Geometry shader processes entire triangles. It fist computes the triangle area which it then uses to determine the distance from every vertex to the opposite edge. The distances are then interpolated across the triangle surface by the rasterizaer allowing the pixel shader to compute the distance to the closest edge.
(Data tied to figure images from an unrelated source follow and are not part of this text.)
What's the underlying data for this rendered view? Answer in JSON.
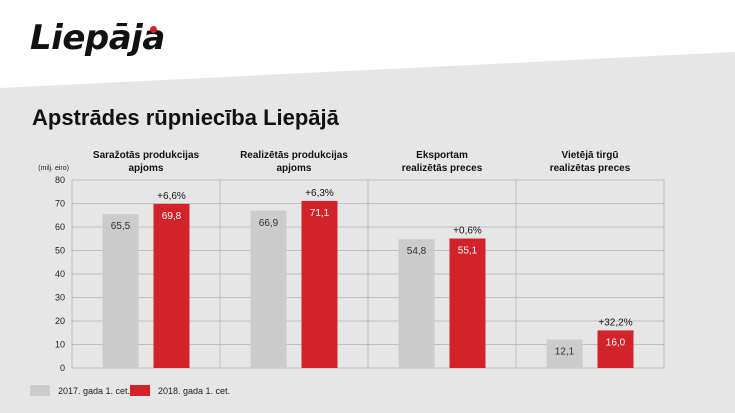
{
  "brand": {
    "logo_text": "Liepāja",
    "accent_color": "#d2232a"
  },
  "title": "Apstrādes rūpniecība Liepājā",
  "chart_data": {
    "type": "bar",
    "title": "Apstrādes rūpniecība Liepājā",
    "ylabel": "(milj. eiro)",
    "ylim": [
      0,
      80
    ],
    "yticks": [
      0,
      10,
      20,
      30,
      40,
      50,
      60,
      70,
      80
    ],
    "grid": true,
    "legend_position": "bottom-left",
    "categories": [
      "Saražotās produkcijas apjoms",
      "Realizētās produkcijas apjoms",
      "Eksportam realizētās preces",
      "Vietējā tirgū realizētas preces"
    ],
    "category_lines": [
      [
        "Saražotās produkcijas",
        "apjoms"
      ],
      [
        "Realizētās produkcijas",
        "apjoms"
      ],
      [
        "Eksportam",
        "realizētās preces"
      ],
      [
        "Vietējā tirgū",
        "realizētas preces"
      ]
    ],
    "series": [
      {
        "name": "2017. gada 1. cet.",
        "color": "#cccccc",
        "values": [
          65.5,
          66.9,
          54.8,
          12.1
        ],
        "labels": [
          "65,5",
          "66,9",
          "54,8",
          "12,1"
        ]
      },
      {
        "name": "2018. gada 1. cet.",
        "color": "#d2232a",
        "values": [
          69.8,
          71.1,
          55.1,
          16.0
        ],
        "labels": [
          "69,8",
          "71,1",
          "55,1",
          "16,0"
        ]
      }
    ],
    "changes": [
      "+6,6%",
      "+6,3%",
      "+0,6%",
      "+32,2%"
    ]
  }
}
Outputs from the vertex shader are passed through to the pixel shader without changes.

[maxvertexcount(3)]
void main(triangle VSOutput In[3], 
          inout TriangleStream<GSOutput> triStream )
{
    // Compute screen-space position of every vertex
    float2 v0 = g_Constants.ViewportSize.xy * In[0].Pos.xy / In[0].Pos.w;
    float2 v1 = g_Constants.ViewportSize.xy * In[1].Pos.xy / In[1].Pos.w;
    float2 v2 = g_Constants.ViewportSize.xy * In[2].Pos.xy / In[2].Pos.w;
    float2 edge0 = v2 - v1;
    float2 edge1 = v2 - v0;
    float2 edge2 = v1 - v0;
    // Compute triangle area
    float area = abs(edge1.x*edge2.y - edge1.y * edge2.x);

    GSOutput Out;

    Out.VSOut = In[0];
    // Distance to edge0
    Out.DistToEdges = float3(area/length(edge0), 0.0, 0.0);
    triStream.Append( Out );

    Out.VSOut = In[1];
    // Distance to edge1
    Out.DistToEdges = float3(0.0, area/length(edge1), 0.0);
    triStream.Append( Out );

    Out.VSOut = In[2];
    // Distance to edge2
    Out.DistToEdges = float3(0.0, 0.0, area/length(edge2));
    triStream.Append( Out );
}

As it was already mentioned, fragment shader computes the distance to the closest edge and uses this value to determine the edge intensity.

struct PSOutput
{
    float4 Color : SV_TARGET;
};

void main(in  GSOutput PSIn, 
          out PSOutput PSOut)
{
    float4 Color = g_Texture.Sample(g_Texture_sampler, PSIn.VSOut.UV);
    
    // Compute distance to the closest edge
    float minDist = min(PSIn.DistToEdges.x, PSIn.DistToEdges.y);
    minDist = min(minDist, PSIn.DistToEdges.z);

    float lineWidth = g_Constants.LineWidth;
    float lineIntensity = saturate((lineWidth - minDist) / lineWidth);

    float3 EdgeColor = float3(0.0, 0.0, 0.0);
    Color.rgb = lerp(Color.rgb, EdgeColor, lineIntensity);

    PSOut.Color = Color;
}

Initializing the Pipeline State and Rendering

Pipeline state initialization is the same as in Tutorial03, with the only difference being initialization of the geometry shader:

// Create a geometry shader
RefCntAutoPtr<IShader> pGS;
{
    CreationAttribs.Desc.ShaderType = SHADER_TYPE_GEOMETRY;
    CreationAttribs.EntryPoint      = "main";
    CreationAttribs.Desc.Name       = "Cube GS";
    CreationAttribs.FilePath        = "cube.gsh";
    pDevice->CreateShader(CreationAttribs, &pGS);
}

// ...

PSOCreateInfo.pVS = pVS;
PSOCreateInfo.pGS = pGS;
PSOCreateInfo.pPS = pPS;
pDevice->CreateGraphicsPipelineState(PSOCreateInfo, &m_pPSO);

Rendering is performed in the same way as in Tutorial03.